This Fall, Human Rights Watch declared Israel’s limitation of fuel supplies to Gaza collective punishment of a civilian population and thus a violation of international law. As the area’s humanitarian crisis worsens, grim headlines about the misery of Gazans have become all too familiar. I was moved to search the transcripts of the past 11 presidential debates to see if our presidential hopefuls were addressing the situation in Gaza or the larger issue of the Israeli-Palestinian conflict. What I found is troubling, though not entirely surprising given the bipartisan consensus to support Israel, right or wrong.
In nine of the 11 debates, the terms Israel, Palestinians, and Gaza were either never uttered or were mentioned once or twice peripherally. For instance, Joe Biden said at the October 30 NBC debate that Pakistan has missiles that can reach Israel.
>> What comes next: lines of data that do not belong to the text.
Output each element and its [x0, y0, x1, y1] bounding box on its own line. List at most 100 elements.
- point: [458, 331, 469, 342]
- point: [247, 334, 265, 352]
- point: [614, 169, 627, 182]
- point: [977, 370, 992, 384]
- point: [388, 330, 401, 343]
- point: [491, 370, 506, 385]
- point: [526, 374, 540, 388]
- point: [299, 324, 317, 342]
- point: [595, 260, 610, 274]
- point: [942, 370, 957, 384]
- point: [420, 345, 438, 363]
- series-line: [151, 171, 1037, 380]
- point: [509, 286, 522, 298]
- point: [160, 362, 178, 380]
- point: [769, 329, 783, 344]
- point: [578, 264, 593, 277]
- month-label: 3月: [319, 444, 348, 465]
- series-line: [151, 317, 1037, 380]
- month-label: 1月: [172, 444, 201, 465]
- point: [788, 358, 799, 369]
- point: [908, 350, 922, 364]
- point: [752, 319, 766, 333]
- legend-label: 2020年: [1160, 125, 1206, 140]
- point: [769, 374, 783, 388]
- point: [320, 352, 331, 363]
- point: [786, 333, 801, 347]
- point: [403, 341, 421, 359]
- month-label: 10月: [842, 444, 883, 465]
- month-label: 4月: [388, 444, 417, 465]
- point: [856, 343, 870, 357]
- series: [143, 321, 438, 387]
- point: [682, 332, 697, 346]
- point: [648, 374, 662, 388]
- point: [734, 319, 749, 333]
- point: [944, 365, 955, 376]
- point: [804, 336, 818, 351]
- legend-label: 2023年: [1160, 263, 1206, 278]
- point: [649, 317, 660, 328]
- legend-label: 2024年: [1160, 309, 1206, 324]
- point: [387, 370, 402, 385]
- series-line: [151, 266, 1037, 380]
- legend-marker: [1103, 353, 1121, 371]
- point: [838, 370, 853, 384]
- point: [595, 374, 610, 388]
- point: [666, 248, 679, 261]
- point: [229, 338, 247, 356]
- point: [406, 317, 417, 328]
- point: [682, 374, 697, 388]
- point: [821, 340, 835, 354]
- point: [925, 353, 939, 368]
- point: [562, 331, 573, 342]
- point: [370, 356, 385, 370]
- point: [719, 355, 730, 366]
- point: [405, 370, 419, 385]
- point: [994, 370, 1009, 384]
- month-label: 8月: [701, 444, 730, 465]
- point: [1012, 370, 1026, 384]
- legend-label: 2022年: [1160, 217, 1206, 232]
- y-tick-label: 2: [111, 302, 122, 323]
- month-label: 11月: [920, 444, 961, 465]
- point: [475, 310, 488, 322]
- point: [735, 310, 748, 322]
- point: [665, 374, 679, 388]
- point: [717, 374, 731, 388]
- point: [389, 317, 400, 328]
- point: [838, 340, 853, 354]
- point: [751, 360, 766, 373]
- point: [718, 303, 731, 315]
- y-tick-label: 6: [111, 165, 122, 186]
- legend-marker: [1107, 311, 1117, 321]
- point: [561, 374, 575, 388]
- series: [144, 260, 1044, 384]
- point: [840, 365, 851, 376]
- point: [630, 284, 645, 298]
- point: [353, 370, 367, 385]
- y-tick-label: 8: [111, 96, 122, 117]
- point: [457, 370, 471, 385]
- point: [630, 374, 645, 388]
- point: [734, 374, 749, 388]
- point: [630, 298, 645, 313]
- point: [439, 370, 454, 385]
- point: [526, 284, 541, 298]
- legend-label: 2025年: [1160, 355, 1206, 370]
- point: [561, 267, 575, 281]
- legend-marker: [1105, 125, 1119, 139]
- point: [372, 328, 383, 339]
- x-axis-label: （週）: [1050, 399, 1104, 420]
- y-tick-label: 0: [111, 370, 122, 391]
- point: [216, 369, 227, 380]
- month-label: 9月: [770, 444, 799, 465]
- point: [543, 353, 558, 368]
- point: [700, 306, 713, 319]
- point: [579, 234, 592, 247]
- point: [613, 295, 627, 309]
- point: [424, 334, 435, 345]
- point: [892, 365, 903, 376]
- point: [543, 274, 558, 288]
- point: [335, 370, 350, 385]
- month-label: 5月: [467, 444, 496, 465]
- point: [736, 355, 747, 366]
The two exceptions were the November 15 Democratic debate in Las Vegas, where Bill Richardson, unprompted, briefly outlined his ideas for a two-state solution, and the December 4 Democratic radio debate on NPR, in which moderator Robert Siegel posed the single question about Israel of the past 11 debates. Unfortunately, the query was effectively avoided. Excerpt of Edwards and Obama dodging, after the jump.
“When we do things that policymakers in Washington may think are rational, like very strong support of Israel, that also upsets a lot of those 1 billion Muslims you’ve described. How would you, Senator Edwards … answer the complaint that the U.S., in its support of Israel, is so pro-Israeli, it can’t be an evenhanded, honest broker of matters and is anti-Muslim?”
Edwards proceeds to ignore the question, makes a point about Ahmadinejad and says to improve relations with Muslims we must “help make education available to fight global poverty.” He makes no mention of Israel/Palestine. Siegel then turns to Obama. The senator says we need to close Guantanamo and talk not just to our friends but to our enemies. He, like Edwards, doesn’t touch the Israel issue. To their credit, Dodd and Kucinich do a much better job at engaging.
So in the past 11 debates the grand total of references to the Gaza Strip is zero. Considering that Israel is our biggest ally in the Middle East and the biggest recipient of U.S. aid in the world, isn’t it about time the candidates were asked what they think of our ally’s destructive policies in Gaza? Will any moderator have the courage to pose the question?